France has called for an "uncompromising" dialogue with Iran about its ballistic missile program and a possible negotiation over the issue separate from Tehran's 2015 nuclear deal with world powers.
"France is concerned about the continued pace of the Iranian missile program, which does not conform with (UN) Security Council Resolution 2231 and which is a source of destabilization and insecurity for the region," Foreign Ministry spokeswoman Agnes Romatet-Espagne told reporters in a daily briefing on Wednesday.
"France wishes to examine all the diplomatic options: a frank and uncompromising political dialogue with Iran; investigations by the UN General Secretariat; if necessary, new European sanctions against Iranian entities or individuals involved in the ballistic program; and finally opening a negotiation on the subject," Reuters quoted her as saying.
Last week, French President Emmanuel Macron called for talks on Tehran’s missiles.

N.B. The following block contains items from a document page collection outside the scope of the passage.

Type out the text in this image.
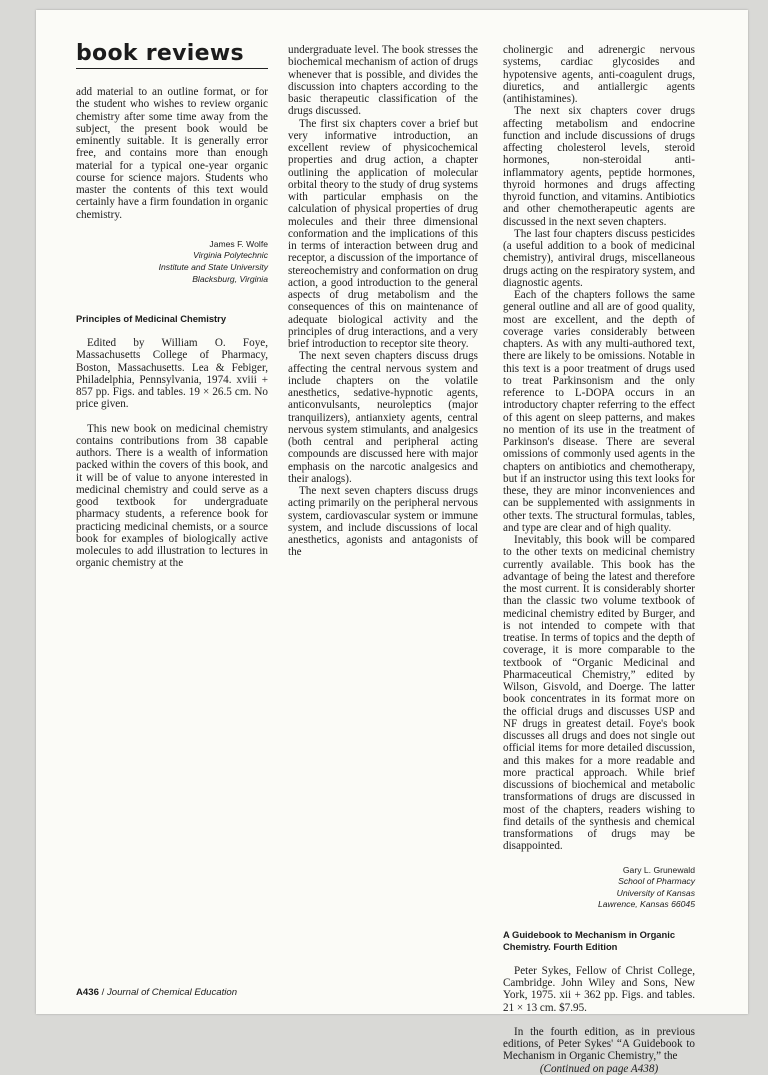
book reviews

add material to an outline format, or for the student who wishes to review organic chemistry after some time away from the subject, the present book would be eminently suitable. It is generally error free, and contains more than enough material for a typical one-year organic course for science majors. Students who master the contents of this text would certainly have a firm foundation in organic chemistry.

James F. Wolfe
Virginia Polytechnic
Institute and State University
Blacksburg, Virginia
Principles of Medicinal Chemistry

Edited by William O. Foye, Massachusetts College of Pharmacy, Boston, Massachusetts. Lea & Febiger, Philadelphia, Pennsylvania, 1974. xviii + 857 pp. Figs. and tables. 19 × 26.5 cm. No price given.

This new book on medicinal chemistry contains contributions from 38 capable authors. There is a wealth of information packed within the covers of this book, and it will be of value to anyone interested in medicinal chemistry and could serve as a good textbook for undergraduate pharmacy students, a reference book for practicing medicinal chemists, or a source book for examples of biologically active molecules to add illustration to lectures in organic chemistry at the

undergraduate level. The book stresses the biochemical mechanism of action of drugs whenever that is possible, and divides the discussion into chapters according to the basic therapeutic classification of the drugs discussed.

The first six chapters cover a brief but very informative introduction, an excellent review of physicochemical properties and drug action, a chapter outlining the application of molecular orbital theory to the study of drug systems with particular emphasis on the calculation of physical properties of drug molecules and their three dimensional conformation and the implications of this in terms of interaction between drug and receptor, a discussion of the importance of stereochemistry and conformation on drug action, a good introduction to the general aspects of drug metabolism and the consequences of this on maintenance of adequate biological activity and the principles of drug interactions, and a very brief introduction to receptor site theory.

The next seven chapters discuss drugs affecting the central nervous system and include chapters on the volatile anesthetics, sedative-hypnotic agents, anticonvulsants, neuroleptics (major tranquilizers), antianxiety agents, central nervous system stimulants, and analgesics (both central and peripheral acting compounds are discussed here with major emphasis on the narcotic analgesics and their analogs).

The next seven chapters discuss drugs acting primarily on the peripheral nervous system, cardiovascular system or immune system, and include discussions of local anesthetics, agonists and antagonists of the

cholinergic and adrenergic nervous systems, cardiac glycosides and hypotensive agents, anti-coagulent drugs, diuretics, and antiallergic agents (antihistamines).

The next six chapters cover drugs affecting metabolism and endocrine function and include discussions of drugs affecting cholesterol levels, steroid hormones, non-steroidal anti-inflammatory agents, peptide hormones, thyroid hormones and drugs affecting thyroid function, and vitamins. Antibiotics and other chemotherapeutic agents are discussed in the next seven chapters.

The last four chapters discuss pesticides (a useful addition to a book of medicinal chemistry), antiviral drugs, miscellaneous drugs acting on the respiratory system, and diagnostic agents.

Each of the chapters follows the same general outline and all are of good quality, most are excellent, and the depth of coverage varies considerably between chapters. As with any multi-authored text, there are likely to be omissions. Notable in this text is a poor treatment of drugs used to treat Parkinsonism and the only reference to L-DOPA occurs in an introductory chapter referring to the effect of this agent on sleep patterns, and makes no mention of its use in the treatment of Parkinson's disease. There are several omissions of commonly used agents in the chapters on antibiotics and chemotherapy, but if an instructor using this text looks for these, they are minor inconveniences and can be supplemented with assignments in other texts. The structural formulas, tables, and type are clear and of high quality.

Inevitably, this book will be compared to the other texts on medicinal chemistry currently available. This book has the advantage of being the latest and therefore the most current. It is considerably shorter than the classic two volume textbook of medicinal chemistry edited by Burger, and is not intended to compete with that treatise. In terms of topics and the depth of coverage, it is more comparable to the textbook of “Organic Medicinal and Pharmaceutical Chemistry,” edited by Wilson, Gisvold, and Doerge. The latter book concentrates in its format more on the official drugs and discusses USP and NF drugs in greatest detail. Foye's book discusses all drugs and does not single out official items for more detailed discussion, and this makes for a more readable and more practical approach. While brief discussions of biochemical and metabolic transformations of drugs are discussed in most of the chapters, readers wishing to find details of the synthesis and chemical transformations of drugs may be disappointed.

Gary L. Grunewald
School of Pharmacy
University of Kansas
Lawrence, Kansas 66045
A Guidebook to Mechanism in Organic Chemistry. Fourth Edition

Peter Sykes, Fellow of Christ College, Cambridge. John Wiley and Sons, New York, 1975. xii + 362 pp. Figs. and tables. 21 × 13 cm. $7.95.

In the fourth edition, as in previous editions, of Peter Sykes' “A Guidebook to Mechanism in Organic Chemistry,” the

(Continued on page A438)

A436 / Journal of Chemical Education
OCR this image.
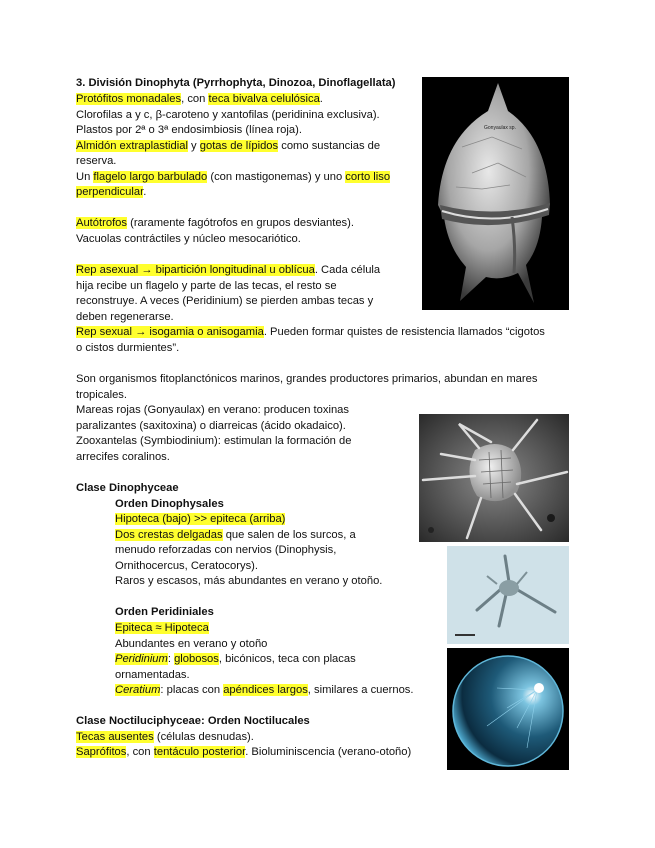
3. División Dinophyta (Pyrrhophyta, Dinozoa, Dinoflagellata)
Protófitos monadales, con teca bivalva celulósica.
Clorofilas a y c, β-caroteno y xantofilas (peridinina exclusiva).
Plastos por 2ª o 3ª endosimbiosis (línea roja).
Almidón extraplastidial y gotas de lípidos como sustancias de
reserva.
Un flagelo largo barbulado (con mastigonemas) y uno corto liso
perpendicular.
Autótrofos (raramente fagótrofos en grupos desviantes).
Vacuolas contráctiles y núcleo mesocariótico.
Rep asexual → bipartición longitudinal u oblícua. Cada célula
hija recibe un flagelo y parte de las tecas, el resto se
reconstruye. A veces (Peridinium) se pierden ambas tecas y
deben regenerarse.
Rep sexual → isogamia o anisogamia. Pueden formar quistes de resistencia llamados “cigotos
o cistos durmientes”.
Son organismos fitoplanctónicos marinos, grandes productores primarios, abundan en mares
tropicales.
Mareas rojas (Gonyaulax) en verano: producen toxinas
paralizantes (saxitoxina) o diarreicas (ácido okadaico).
Zooxantelas (Symbiodinium): estimulan la formación de
arrecifes coralinos.
Clase Dinophyceae
Orden Dinophysales
Hipoteca (bajo) >> epiteca (arriba)
Dos crestas delgadas que salen de los surcos, a
menudo reforzadas con nervios (Dinophysis,
Ornithocercus, Ceratocorys).
Raros y escasos, más abundantes en verano y otoño.
Orden Peridiniales
Epiteca ≈ Hipoteca
Abundantes en verano y otoño
Peridinium: globosos, bicónicos, teca con placas
ornamentadas.
Ceratium: placas con apéndices largos, similares a cuernos.
Clase Noctiluciphyceae: Orden Noctilucales
Tecas ausentes (células desnudas).
Saprófitos, con tentáculo posterior. Bioluminiscencia (verano-otoño)
Gonyaulax sp.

Paris has already suggested that new European sanctions against Iran could be discussed over its missile tests, something EU foreign policy chief Federica Mogherini seemed to dismiss on Tuesday, keen not to raise risks to the hard-won deal that curbed Iran's disputed nuclear activity.
Any EU-wide sanctions action requires the unanimity of all 28 member states but there is no consensus on new punitive steps against Iran, a fact made clear by Mogherini on Monday.
"We didn't discuss, not today, not last week (and) I don't foresee any discussion also in the future, further sanctions from the EU side on Iran," she said, alluding to Macron's remarks, after a meeting of EU foreign ministers.
On Sunday, Iran rejected Macron’s call for talks on its missiles, saying they were defensive in nature and had nothing to do with its nuclear energy work.
Resolution 2231, which enshrined the nuclear deal, calls on Iran not to undertake activities related to missiles capable of delivering nuclear bombs, including launches using such technology. It stops short of explicitly barring such activity.